ところが、翌21日、県は土壌汚染対策法の手続きが67%も無届けだったことを公表し、県民に陳謝したのです。土対法が指定する有害物質とナルトサワギクは関係ありませんが、法律で義務付けられた調査や届け出を怠っていた事例が3分の2以上もあったということに、やはり・・という想いが湧いてきます。
というのは、長崎県はやると決めた事業は何が何でもやる、必要性や安全性に対する客観的な裏付けを軽視する傾向があると感じていたからです。

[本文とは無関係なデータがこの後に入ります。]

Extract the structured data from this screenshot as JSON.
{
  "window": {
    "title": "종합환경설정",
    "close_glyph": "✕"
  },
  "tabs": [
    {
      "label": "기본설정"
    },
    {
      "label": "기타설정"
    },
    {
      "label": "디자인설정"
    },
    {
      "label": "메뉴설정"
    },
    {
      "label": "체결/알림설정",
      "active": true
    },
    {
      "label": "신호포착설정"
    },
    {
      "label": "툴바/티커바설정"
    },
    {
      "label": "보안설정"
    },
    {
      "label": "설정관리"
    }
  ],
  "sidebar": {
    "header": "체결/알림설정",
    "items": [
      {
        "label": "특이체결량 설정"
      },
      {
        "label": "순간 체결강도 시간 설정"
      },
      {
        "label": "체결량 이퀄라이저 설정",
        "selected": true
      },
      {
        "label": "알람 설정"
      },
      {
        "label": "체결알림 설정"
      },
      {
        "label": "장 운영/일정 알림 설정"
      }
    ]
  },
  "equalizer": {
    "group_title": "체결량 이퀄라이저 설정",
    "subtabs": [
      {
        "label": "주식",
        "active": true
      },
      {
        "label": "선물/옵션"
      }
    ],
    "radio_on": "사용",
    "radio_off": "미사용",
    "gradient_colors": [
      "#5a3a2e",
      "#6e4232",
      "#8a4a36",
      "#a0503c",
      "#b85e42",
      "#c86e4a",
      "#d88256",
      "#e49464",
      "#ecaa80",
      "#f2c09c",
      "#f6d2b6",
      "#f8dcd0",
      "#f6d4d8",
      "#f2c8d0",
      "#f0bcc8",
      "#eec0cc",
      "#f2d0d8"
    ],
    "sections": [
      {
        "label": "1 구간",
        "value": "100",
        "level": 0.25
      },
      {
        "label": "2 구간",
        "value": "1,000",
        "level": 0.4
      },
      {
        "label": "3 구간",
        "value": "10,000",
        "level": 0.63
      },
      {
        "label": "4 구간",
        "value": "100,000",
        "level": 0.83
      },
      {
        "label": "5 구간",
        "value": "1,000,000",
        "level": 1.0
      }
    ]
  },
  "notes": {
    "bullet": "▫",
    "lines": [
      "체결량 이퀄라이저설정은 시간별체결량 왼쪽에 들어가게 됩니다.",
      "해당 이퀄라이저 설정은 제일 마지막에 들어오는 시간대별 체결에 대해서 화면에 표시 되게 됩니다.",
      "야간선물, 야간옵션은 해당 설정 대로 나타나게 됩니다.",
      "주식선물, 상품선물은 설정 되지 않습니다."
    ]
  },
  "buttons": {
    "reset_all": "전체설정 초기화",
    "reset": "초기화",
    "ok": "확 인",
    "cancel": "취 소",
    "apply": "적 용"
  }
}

土対法違反の反省からなのか、石木ダム工事現場では急にナルトサワギクの対策作業が始まりました。
道路の上にシートを広げ
シートの端に木片を巻き付け、
こんなふうに法面を覆っていました。

作業員の方に、
「ナルトサワギクを引っこ抜いてから覆っているんですか?」
と聞いたら、
「いや。何もせず、ただ上から覆っているだけです」
との答えが返ってきました。

それで大丈夫なのかな?
駆除方法としては「根ごと抜きとる手法が望ましい」と書かれているけれど。(広報かわたな8月号)
おそらく抜き取る時間がないと判断したのでしょう。
なぜなら法面に近づいてみると、
こんなふうにたくさん繁茂していて、
黄色い花の間に見える白い花は綿毛です。
ナルトサワギクの種を飛ばすための綿毛がびっしり。
既に半分ほど飛ばされてしまったものもあります。
これ以上飛ばないように=これ以上繁茂域が広がらないように、シートで被うことを県は優先したのでしょう。

急がば回れと言いますが、本当にそうですね。
工事を急ぐあまり県民の忠告に耳を貸そうともしなかった県ですが、もう少し真摯に耳を傾けていたら、こんなに繁茂する前に対策を打つことができたでしょう。

石木ダムも同じです。
事業着手の前に、しっかり住民の声に耳を傾け必要性について徹底的な議論をしておくべきでした。
それを先送りしてきた結果が今の混乱を招いています。

まだ本体工事には着手していない今こそ最後のチャンスです。
石木ダムの必要性について、科学的客観的なデータのもとに、しっかり議論すべきです。
県民の多くがそれを望んでいます。